Milbin v. Ashcroft, et al.

No. 3:02cv2227 (JBA)

US District Court for the District of Connecticut

2003 US Dist. LEXIS 21624

 

Rikesnson Milbin, a lawful permanent resident and Haitian national, filed a habeas petition on December 17, 2002, which challenged the constitutionality of his mandatory detention and sought to vacate the Board of Immigration Appeal’s (BIA) order of removal.  The Court found that Milbin was not removable because his criminal conviction did not qualify as an aggravated felony.

 

In March 2001, Milbin pled guilty to assault in the third degree.  He received a one year suspended sentence and two years of probation.  In September 2001, Milbin violated his probation, causing his suspension to be lifted and his sentence to be changed to six months in prison.  After his sentence was completed in February 2002, Milbin was taken into INS custody and issued a deportation order for having been convicted of an aggravated felony, defined as a “crime of violence...for which the term of imprisonment is at least one year.”

 

An Immigration Judge (IJ) ordered Milbin to be removed for his conviction.  Milbin appealed to the BIA arguing that his conviction was not a “crime of violence” and that he did not receive sentence of imprisonment for one year.  The BIA dismissed his appeal.  Milbin filed his petition with the Connecticut District Court, which issued a stay of removal on March 19, 2003.

 

Citing Chrzanoski v.

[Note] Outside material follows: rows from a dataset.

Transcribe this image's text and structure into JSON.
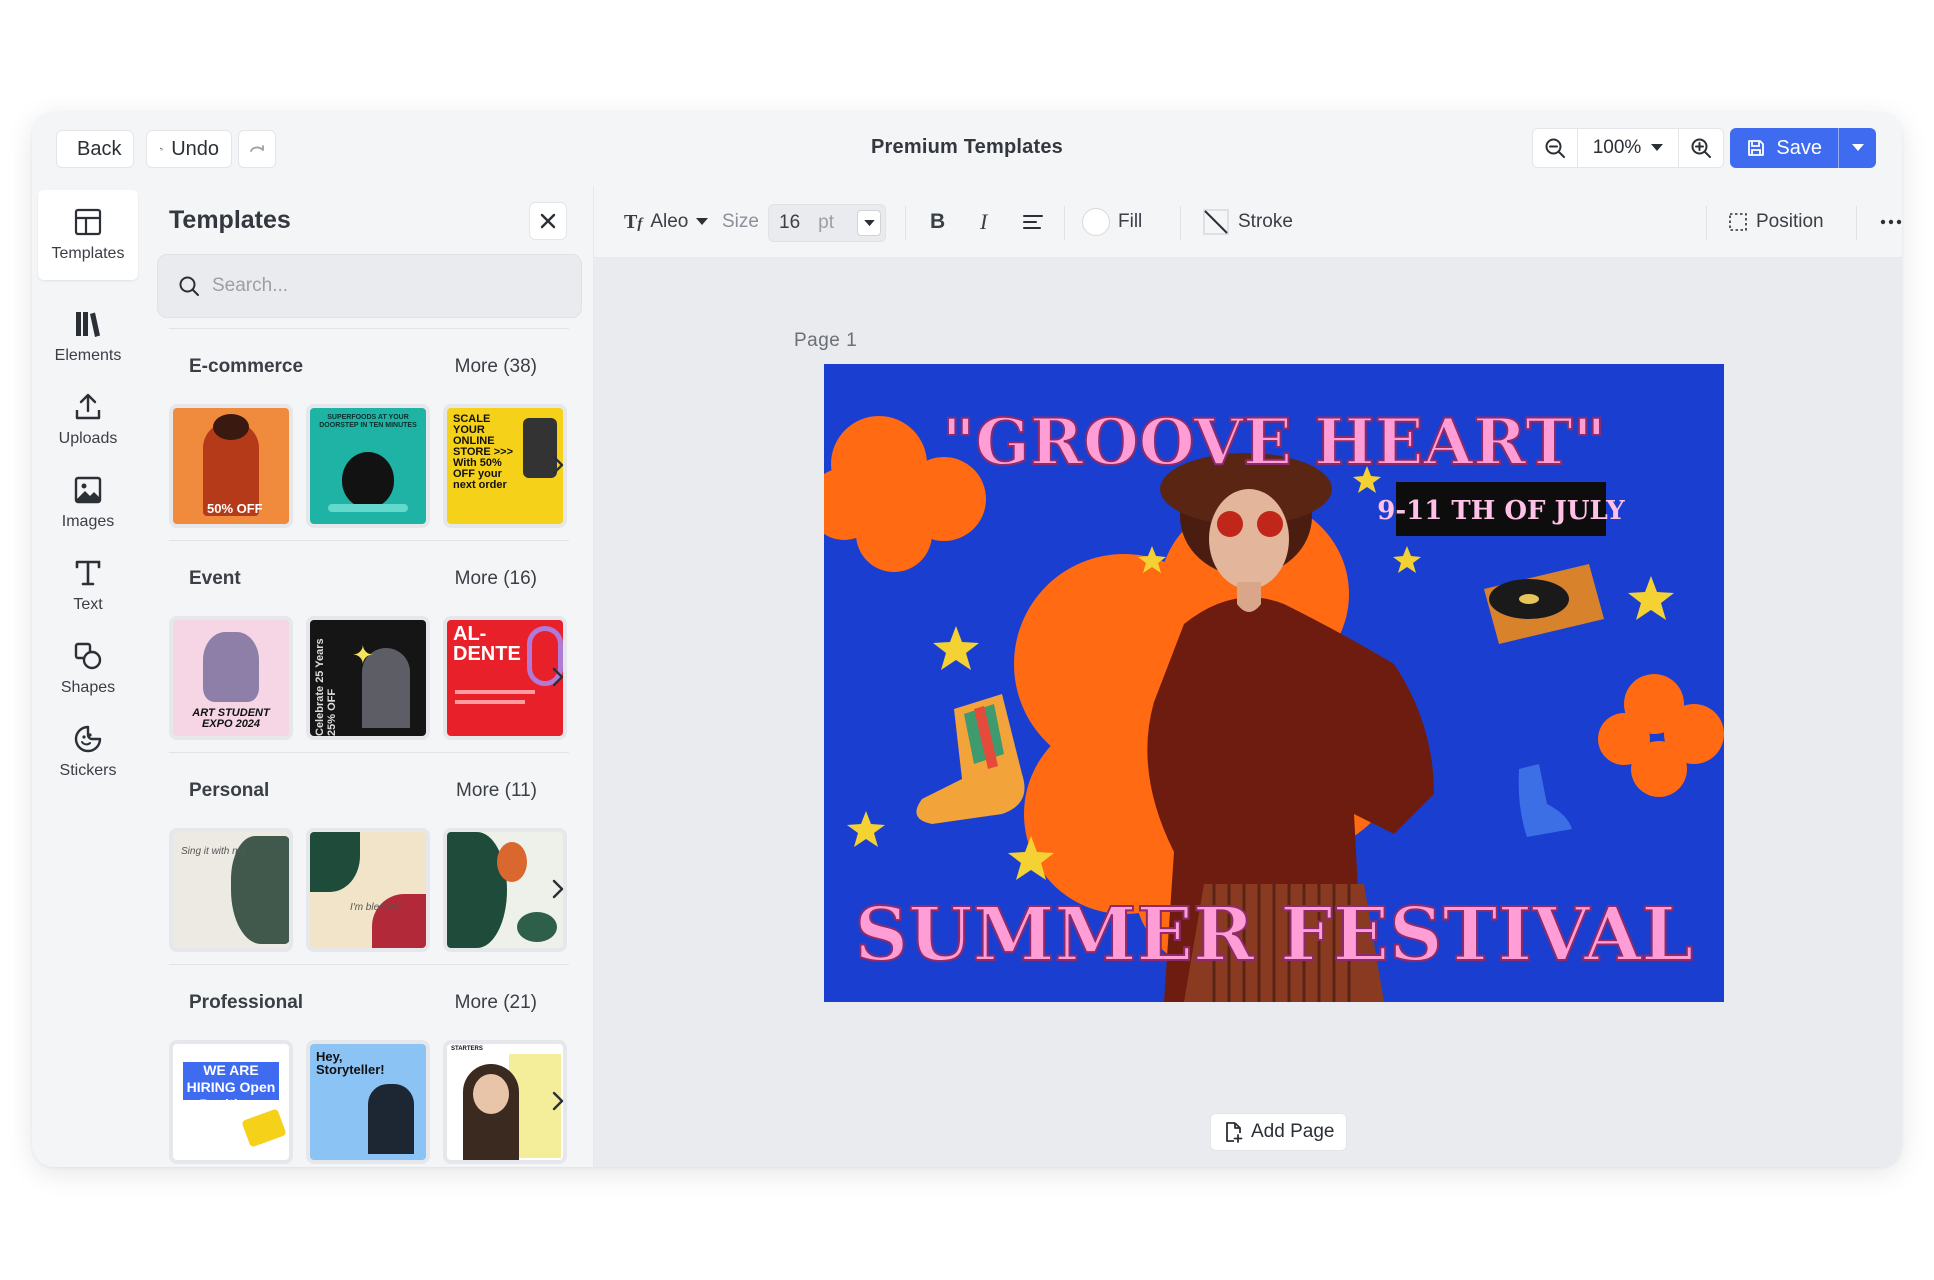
{
  "topbar": {
    "back_label": "Back",
    "undo_label": "Undo",
    "title": "Premium Templates",
    "zoom_value": "100%",
    "save_label": "Save"
  },
  "rail": {
    "items": [
      {
        "label": "Templates",
        "icon": "layout-icon"
      },
      {
        "label": "Elements",
        "icon": "books-icon"
      },
      {
        "label": "Uploads",
        "icon": "upload-icon"
      },
      {
        "label": "Images",
        "icon": "image-icon"
      },
      {
        "label": "Text",
        "icon": "text-icon"
      },
      {
        "label": "Shapes",
        "icon": "shapes-icon"
      },
      {
        "label": "Stickers",
        "icon": "sticker-icon"
      }
    ]
  },
  "panel": {
    "title": "Templates",
    "search_placeholder": "Search...",
    "categories": [
      {
        "name": "E-commerce",
        "more": "More (38)",
        "thumbs": [
          {
            "bg": "#f08a3c",
            "text": "50% OFF"
          },
          {
            "bg": "#1fb3a6",
            "text": "SUPERFOODS AT YOUR DOORSTEP IN TEN MINUTES"
          },
          {
            "bg": "#f5d11a",
            "text": "SCALE YOUR ONLINE STORE >>> With 50% OFF your next order"
          }
        ]
      },
      {
        "name": "Event",
        "more": "More (16)",
        "thumbs": [
          {
            "bg": "#f6d6e4",
            "text": "ART STUDENT EXPO 2024"
          },
          {
            "bg": "#151515",
            "text": "Celebrate 25 Years 25% OFF"
          },
          {
            "bg": "#e8202a",
            "text": "AL-DENTE"
          }
        ]
      },
      {
        "name": "Personal",
        "more": "More (11)",
        "thumbs": [
          {
            "bg": "#eceae3",
            "text": "Sing it with me"
          },
          {
            "bg": "#f2e4c9",
            "text": "I'm blessed"
          },
          {
            "bg": "#eef0ea",
            "text": ""
          }
        ]
      },
      {
        "name": "Professional",
        "more": "More (21)",
        "thumbs": [
          {
            "bg": "#ffffff",
            "text": "WE ARE HIRING Open Positions"
          },
          {
            "bg": "#8cc3f5",
            "text": "Hey, Storyteller!"
          },
          {
            "bg": "#f4ee9b",
            "text": "STARTERS"
          }
        ]
      }
    ]
  },
  "context_toolbar": {
    "font_name": "Aleo",
    "size_label": "Size",
    "size_value": "16",
    "size_unit": "pt",
    "fill_label": "Fill",
    "stroke_label": "Stroke",
    "position_label": "Position"
  },
  "canvas": {
    "page_label": "Page 1",
    "add_page_label": "Add Page",
    "design": {
      "headline": "\"GROOVE HEART\"",
      "date_banner": "9-11 TH OF JULY",
      "footer": "SUMMER FESTIVAL",
      "bg_color": "#1a3fd0",
      "accent_color": "#ff6a13",
      "text_color": "#ff9ed6"
    }
  },
  "colors": {
    "brand": "#3e6bf0",
    "panel_bg": "#f4f5f7",
    "canvas_bg": "#e9ebee"
  }
}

Ashcroft, 327 F. 3d (2d Cir. 2003), the Connecticut District Court decided that third degree assault is not a crime of violence and granted Milbin’s petition for a writ of habeas corpus and ordered the he should be released from custody.

 

*****

 

Nwakanma v. Ashcroft

No. 03-4317

US Court of Appeals for the Sixth Circuit

2003 US App. LEXIS 24769; 2003 FED App. 0436P

 

 

Godfrey N. Nwakanma, a native and citizen of Nigeria, sought asylum, withholding of removal and relief under the Convention Against Torture (CAT).  An immigration judge (IJ) denied all such relief and this was affirmed by a Board of Immigration Appeals (BIA) decision.  The BIA did grant Nwakanma voluntary departure within 30 days of the removal order.  Nwakanma petitioned the Sixth Circuit for review of the decision.

 

Nwakanma filed two motions on the last day before the expiration period for voluntary departure: 1) a motion to stay voluntary departure pending adjudication of the petition for review, and 2) a motion to stay removal pending judicial review.  The Attorney General stated that he did not oppose the stay of removal but did oppose the stay of voluntary departure.

 

The Sixth Circuit stated that it had previously decided that a stay of removal may be granted (Bejjani v. INS, 271 F.3d 670, 688, 6th Cir. 2001), the circuit had not dealt with stays of the period allowed for voluntary departure.  The only circuit dealing with this issue held that the equitable power of courts of appeals “extends to stays of voluntary departure” (El Himri v. Ashcroft, 344 F.3d 1261, 9th Cir. 2003).

 

The court asserted that “voluntary departure is a discretionarily granted alternative to mandatory removal” where immigrants can avoid the penalties of forced removal.  Immigrants who do not voluntarily depart the US after voluntary departure has been granted face additional penalties.  An immigrant who has been granted voluntary departure and who chooses to have his/her case reviewed may suffer penalties if he/she does not receive a stay of voluntary departure.

 

Attorney General Ashcroft argued that the Sixth Circuit did not have the jurisdiction to grant Nwakanma’s motion.  However, the Sixth Circuit asserted that it did have the jurisdiction to grant a stay of the “immediate effectiveness of the relief already granted by the [Attorney General]...to allow [Nwakanma] to receive appellate review.”

 

By applying the factors for injunctive relief, used to determine whether a stay of removal may be granted, the Sixth Circuit found that “the balance of harm supports a stay of removal” and because “a stay of removal is appropriate, a stay of the period for involuntary departure is also appropriate.”  The court granted the motion to stay removal and the motion to stay the period for voluntary departure.  The stays expire when a final decision in this case is given or as otherwise ordered by the court.